Get back on track: If you have investments that are repeatedly underperforming, consider making some adjustments to your portfolio. Again, don’t overreact to a quarter or two—and sometimes even more—of underperformance. But sometimes, if it looks like a lemon and smells like a lemon, it’s a lemon.

Where art thou, contingency fund?

Like miscellaneous expenses, the lack of a contingency fund is an underrated factor in many financial plans that just don’t work. Why? Because funneling a portion of your investment income into a contingency fund has a positive overall impact on longer-term savings. If an unexpected expense or a short-term dip in income from dental services should present itself, you can tap your contingency fund instead of siphoning off other investment income.

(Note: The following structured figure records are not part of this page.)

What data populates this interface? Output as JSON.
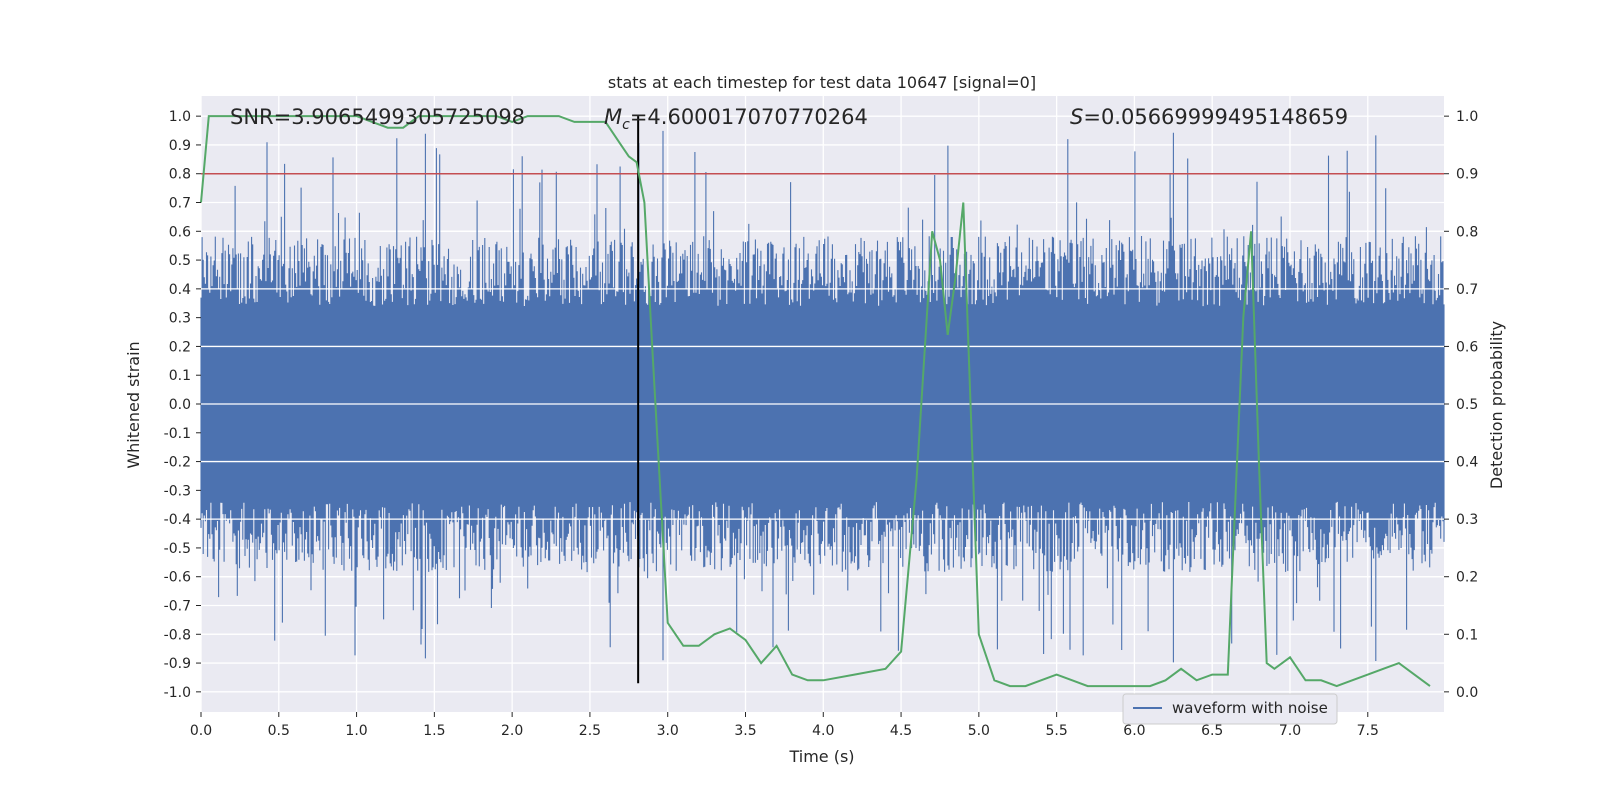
{
  "chart_data": {
    "type": "line",
    "title": "stats at each timestep for test data 10647 [signal=0]",
    "xlabel": "Time (s)",
    "ylabel_left": "Whitened strain",
    "ylabel_right": "Detection probability",
    "xlim": [
      0.0,
      7.99
    ],
    "ylim_left": [
      -1.07,
      1.07
    ],
    "ylim_right": [
      -0.035,
      1.035
    ],
    "x_ticks": [
      "0.0",
      "0.5",
      "1.0",
      "1.5",
      "2.0",
      "2.5",
      "3.0",
      "3.5",
      "4.0",
      "4.5",
      "5.0",
      "5.5",
      "6.0",
      "6.5",
      "7.0",
      "7.5"
    ],
    "y_ticks_left": [
      "1.0",
      "0.9",
      "0.8",
      "0.7",
      "0.6",
      "0.5",
      "0.4",
      "0.3",
      "0.2",
      "0.1",
      "0.0",
      "-0.1",
      "-0.2",
      "-0.3",
      "-0.4",
      "-0.5",
      "-0.6",
      "-0.7",
      "-0.8",
      "-0.9",
      "-1.0"
    ],
    "y_ticks_right": [
      "1.0",
      "0.9",
      "0.8",
      "0.7",
      "0.6",
      "0.5",
      "0.4",
      "0.3",
      "0.2",
      "0.1",
      "0.0"
    ],
    "annotations": {
      "snr": "SNR=3.9065499305725098",
      "mc_symbol": "M",
      "mc_sub": "c",
      "mc_value": "=4.600017070770264",
      "s_symbol": "S",
      "s_value": "=0.05669999495148659"
    },
    "threshold_right": 0.9,
    "vertical_line_x": 2.81,
    "waveform": {
      "name": "waveform with noise",
      "color": "#4c72b0",
      "note": "dense noise ~ between -0.4 and 0.4 with spikes to +/-1.0",
      "band_upper": 0.4,
      "band_lower": -0.4
    },
    "detection_probability": {
      "color": "#55a868",
      "x": [
        0.0,
        0.05,
        0.12,
        0.2,
        0.3,
        0.5,
        0.7,
        0.9,
        1.0,
        1.1,
        1.2,
        1.25,
        1.3,
        1.35,
        1.4,
        1.5,
        1.6,
        1.7,
        1.8,
        1.9,
        2.0,
        2.1,
        2.2,
        2.3,
        2.4,
        2.5,
        2.6,
        2.7,
        2.75,
        2.8,
        2.85,
        2.9,
        3.0,
        3.1,
        3.2,
        3.3,
        3.4,
        3.5,
        3.6,
        3.7,
        3.8,
        3.9,
        4.0,
        4.2,
        4.4,
        4.5,
        4.6,
        4.7,
        4.75,
        4.8,
        4.85,
        4.9,
        5.0,
        5.1,
        5.2,
        5.3,
        5.4,
        5.5,
        5.6,
        5.7,
        5.8,
        5.9,
        6.0,
        6.1,
        6.2,
        6.3,
        6.4,
        6.5,
        6.6,
        6.7,
        6.75,
        6.8,
        6.85,
        6.9,
        7.0,
        7.1,
        7.2,
        7.3,
        7.4,
        7.5,
        7.6,
        7.7,
        7.8,
        7.9
      ],
      "y": [
        0.85,
        1.0,
        1.0,
        1.0,
        1.0,
        1.0,
        1.0,
        1.0,
        1.0,
        0.99,
        0.98,
        0.98,
        0.98,
        0.99,
        1.0,
        1.0,
        1.0,
        1.0,
        1.0,
        1.0,
        0.99,
        1.0,
        1.0,
        1.0,
        0.99,
        0.99,
        0.99,
        0.95,
        0.93,
        0.92,
        0.85,
        0.6,
        0.12,
        0.08,
        0.08,
        0.1,
        0.11,
        0.09,
        0.05,
        0.08,
        0.03,
        0.02,
        0.02,
        0.03,
        0.04,
        0.07,
        0.37,
        0.8,
        0.75,
        0.62,
        0.72,
        0.85,
        0.1,
        0.02,
        0.01,
        0.01,
        0.02,
        0.03,
        0.02,
        0.01,
        0.01,
        0.01,
        0.01,
        0.01,
        0.02,
        0.04,
        0.02,
        0.03,
        0.03,
        0.65,
        0.8,
        0.4,
        0.05,
        0.04,
        0.06,
        0.02,
        0.02,
        0.01,
        0.02,
        0.03,
        0.04,
        0.05,
        0.03,
        0.01
      ]
    },
    "legend": {
      "label": "waveform with noise",
      "placement": "bottom-right"
    }
  }
}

Get back on track: The contingency fund is a great thing to have, but it’s not a cure-all. Contingency fund vehicles, such as money market funds and certificates of deposit, are designed to straddle the line between liquidity and potential investment growth.

Make sure you are using your contingency fund as intended, and not as a long-term solution to a budget shortfall. If you find yourself raiding your contingency fund more often than you’d like, consider making adjustments in other areas of your budget instead.

A Last Word

Investor inertia is a very real thing. Objects in motion tend to stay in motion, and objects at rest tend to stay at rest. Financial plans that are humming along will likely continue to do so, with little touches of maintenance here and there. But those that come off the rails need immediate and lasting attention. It’s never too late to get back on track. Before you know it, you’ll be humming along again.